En une semaine, on a essayé deux adresses différentes que l’on avait réservées au préalable (indispensable de décembre à février pendant la haute-saison).
AS Nancy B&B. Sur les hauteurs de la ville, dans un quartier résidentiel, ce B&B est agréable. Nancy, la gérante, est sympathique. Les petits dej’ sont copieux et inclus. Vous pouvez cuisiner dans la cuisine familiale et le wifi est nickel. Il faut néanmoins marcher une vingtaine de minutes pour rejoindre le centre-ville. Tarif pleine saison 1200 ARS la nuit (75 euros ; on vous le répète, la Patagonie c’est affreusement cher).

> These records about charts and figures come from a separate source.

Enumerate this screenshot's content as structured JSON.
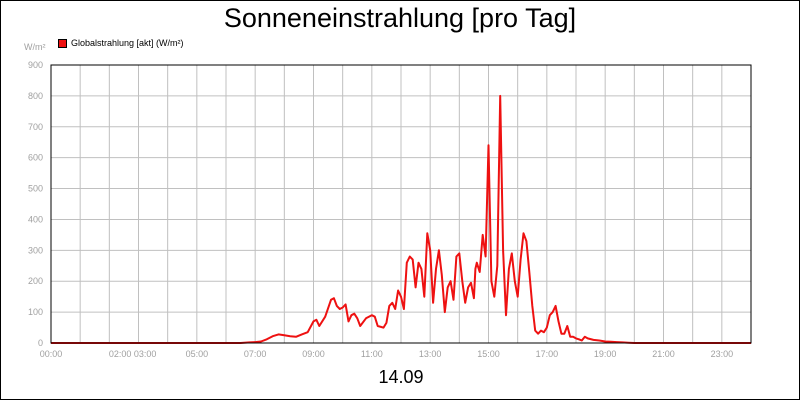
{
  "chart_data": {
    "type": "line",
    "title": "Sonneneinstrahlung [pro Tag]",
    "ylabel": "W/m²",
    "xlabel": "14.09",
    "ylim": [
      0,
      900
    ],
    "xlim": [
      0,
      24
    ],
    "y_ticks": [
      "0",
      "100",
      "200",
      "300",
      "400",
      "500",
      "600",
      "700",
      "800",
      "900"
    ],
    "x_ticks": [
      {
        "value": 0,
        "label": "00:00"
      },
      {
        "value": 2.8,
        "label": "02:00 03:00"
      },
      {
        "value": 5,
        "label": "05:00"
      },
      {
        "value": 7,
        "label": "07:00"
      },
      {
        "value": 9,
        "label": "09:00"
      },
      {
        "value": 11,
        "label": "11:00"
      },
      {
        "value": 13,
        "label": "13:00"
      },
      {
        "value": 15,
        "label": "15:00"
      },
      {
        "value": 17,
        "label": "17:00"
      },
      {
        "value": 19,
        "label": "19:00"
      },
      {
        "value": 21,
        "label": "21:00"
      },
      {
        "value": 23,
        "label": "23:00"
      }
    ],
    "grid": true,
    "legend_position": "top-left",
    "series": [
      {
        "name": "Globalstrahlung [akt] (W/m²)",
        "color": "#ee1111",
        "x": [
          0,
          1,
          2,
          3,
          4,
          5,
          6,
          6.5,
          6.8,
          7.0,
          7.2,
          7.4,
          7.6,
          7.8,
          8.0,
          8.2,
          8.4,
          8.6,
          8.8,
          9.0,
          9.1,
          9.2,
          9.4,
          9.6,
          9.7,
          9.8,
          9.9,
          10.0,
          10.1,
          10.2,
          10.3,
          10.4,
          10.5,
          10.6,
          10.8,
          11.0,
          11.1,
          11.2,
          11.4,
          11.5,
          11.6,
          11.7,
          11.8,
          11.9,
          12.0,
          12.1,
          12.2,
          12.3,
          12.4,
          12.5,
          12.6,
          12.7,
          12.8,
          12.9,
          13.0,
          13.1,
          13.2,
          13.3,
          13.4,
          13.5,
          13.6,
          13.7,
          13.8,
          13.9,
          14.0,
          14.1,
          14.2,
          14.3,
          14.4,
          14.5,
          14.55,
          14.6,
          14.7,
          14.8,
          14.9,
          15.0,
          15.1,
          15.2,
          15.3,
          15.4,
          15.5,
          15.6,
          15.7,
          15.8,
          15.9,
          16.0,
          16.1,
          16.2,
          16.3,
          16.4,
          16.5,
          16.6,
          16.7,
          16.8,
          16.9,
          17.0,
          17.1,
          17.2,
          17.3,
          17.4,
          17.5,
          17.6,
          17.7,
          17.8,
          17.9,
          18.0,
          18.1,
          18.2,
          18.3,
          18.4,
          18.6,
          18.8,
          19.0,
          19.2,
          19.4,
          19.6,
          19.8,
          20.0,
          21,
          22,
          23,
          24
        ],
        "values": [
          0,
          0,
          0,
          0,
          0,
          0,
          0,
          0,
          2,
          3,
          5,
          12,
          22,
          28,
          25,
          22,
          20,
          28,
          35,
          70,
          75,
          55,
          85,
          140,
          145,
          120,
          110,
          115,
          125,
          70,
          90,
          95,
          80,
          55,
          80,
          90,
          85,
          55,
          50,
          65,
          120,
          130,
          110,
          170,
          150,
          110,
          260,
          280,
          270,
          180,
          260,
          240,
          150,
          355,
          300,
          130,
          240,
          300,
          220,
          100,
          180,
          200,
          140,
          280,
          290,
          200,
          130,
          180,
          195,
          145,
          240,
          260,
          230,
          350,
          280,
          640,
          200,
          150,
          250,
          800,
          300,
          90,
          240,
          290,
          200,
          150,
          270,
          355,
          330,
          230,
          120,
          40,
          30,
          40,
          35,
          50,
          90,
          100,
          120,
          70,
          30,
          30,
          55,
          20,
          20,
          15,
          12,
          8,
          20,
          15,
          10,
          8,
          5,
          4,
          3,
          2,
          1,
          0,
          0,
          0,
          0,
          0
        ]
      }
    ]
  }
}
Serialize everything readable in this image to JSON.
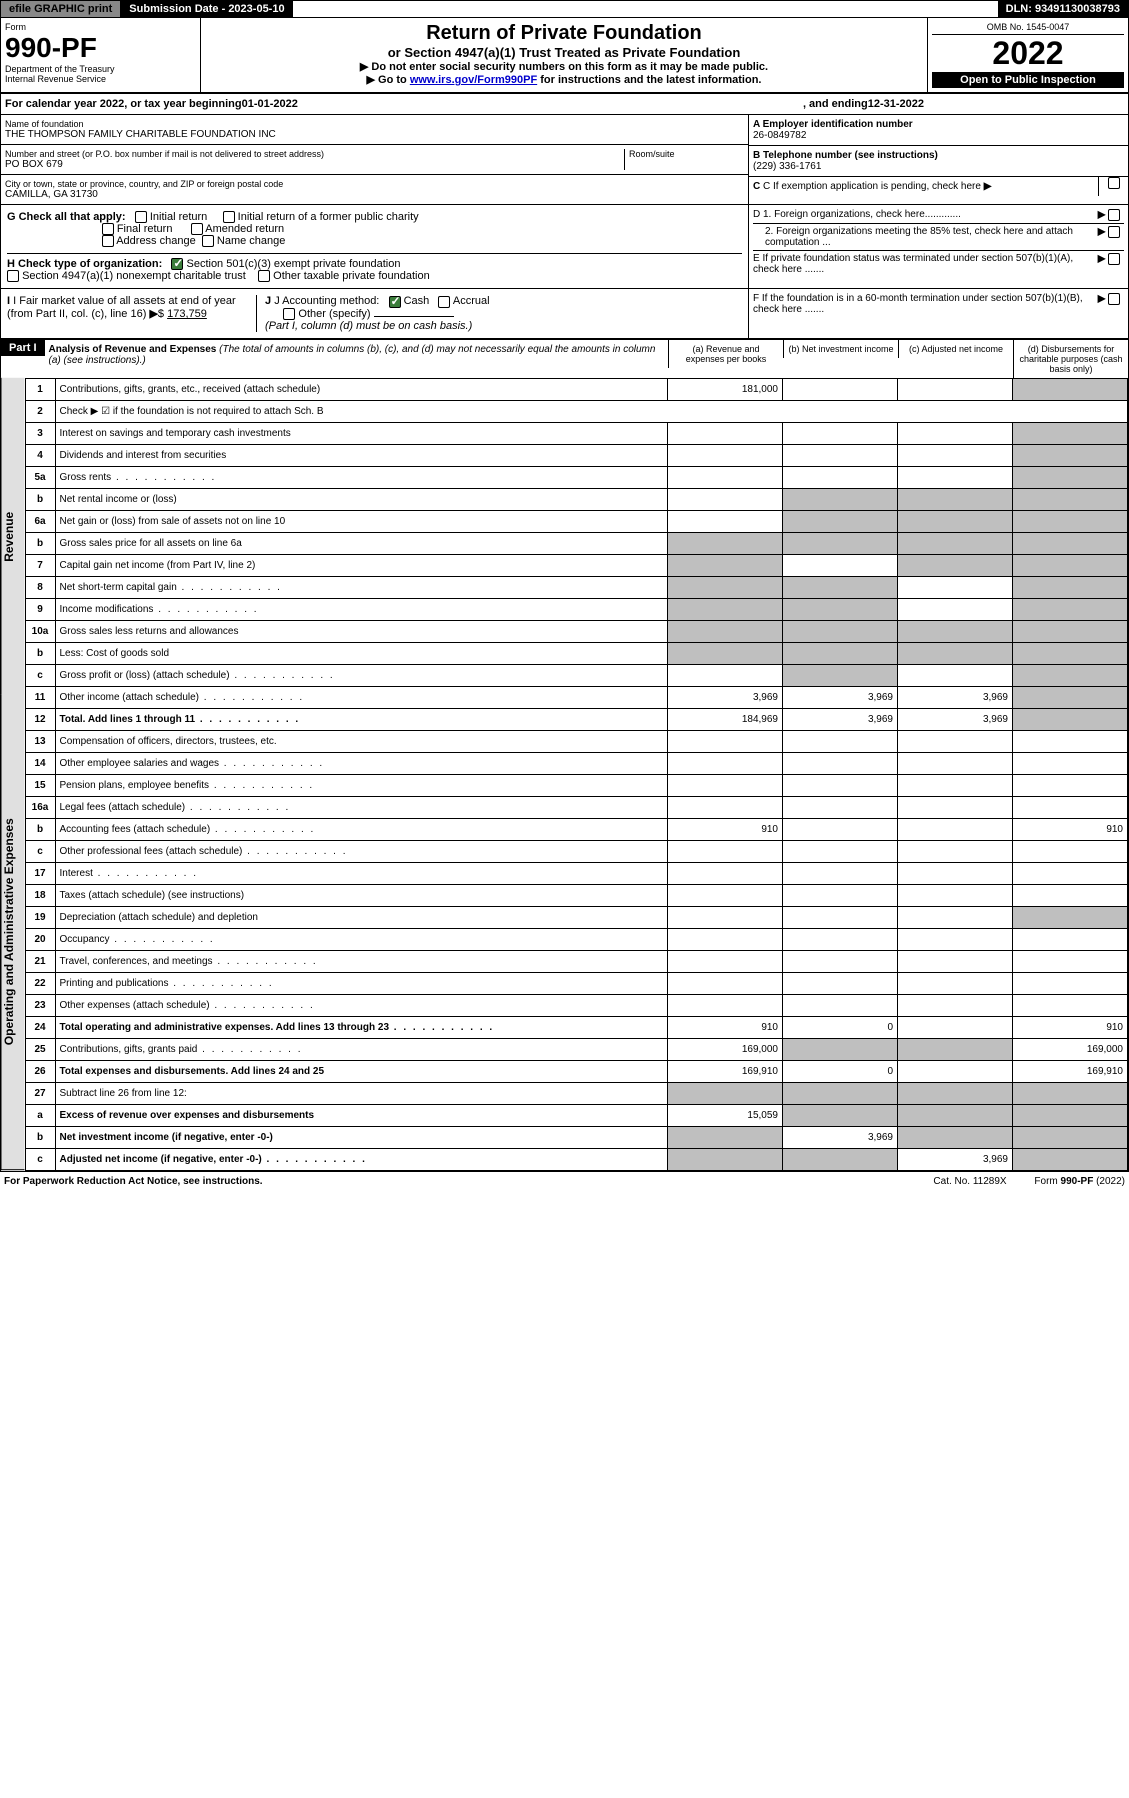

El Arroyito. Dans le même secteur que AS Nancy B&B, cette guesthouse est encore un peu plus excentrée et donc meilleur marché. Une ancienne maison mitoyenne à celle des propriétaires est aménagée pour les clients. Cuisine, salle de bain et espace commun sont accessibles aux locataires des trois chambres disponibles. Rénové et très propre, le lieu est sympa. Seul défaut : la cuisine n’est pas supposée servir pour cuisiner mais seulement pour réchauffer des plats ou à la limite, faire cuire des pâtes… Petit-dej’ inclus. Tarif pleine saison : 600 ARS, 38 euros.
L’écart de prix entre les deux établissements, du simple au double, n’est pas justifié. Certes plus excentré, El Arroyito est tout à fait correct.